I have not worried about Elder Jesse Kinston.  As his mother said when she arrived, what better place for him to be when he was called home to his Heavenly Father than here serving his mission?  He was happy here and enjoying success in serving. We know he is in a wonderful place, excited about all he is seeing and learning.  It is his brother and the rest of his family I feel so much empathy for.  There is no way to lose someone you love without pain.  However, I know they will draw strength and comfort from their belief that he lives on, that he is happy, and that they will be with him again someday, never to be parted from him again. And nothing comforts like the Comforter.  This I know.
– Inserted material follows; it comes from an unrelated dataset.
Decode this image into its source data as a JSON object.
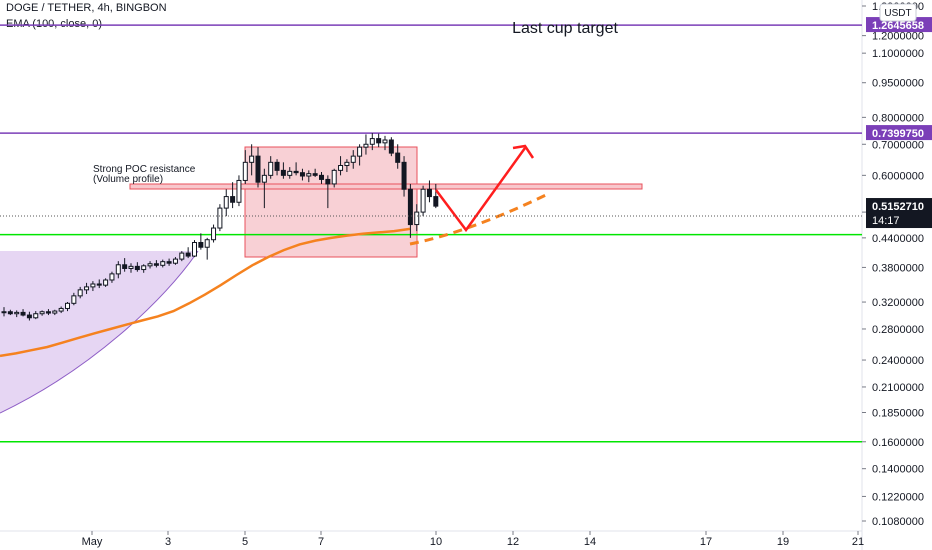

Charlie was finishing his mission in August anyway and going to be released at the end of the month.  He and President Peterson talked it over and decided he would leave with his mother and help her with the funeral.  I spoke to a man from their ward (on the phone) who said they had another brother on a mission out of the country.  They were trying to work out how to reach him and let him know about Jesse. 

As sad as all of this has been, I have felt once again that I walk on holy ground here.  There is so much brotherly love and kindness between the young missionaries and between their leaders and them.  The gospel of Jesus Christ makes good men and women better.  It is evidence to me that the gospel is good and therefore true.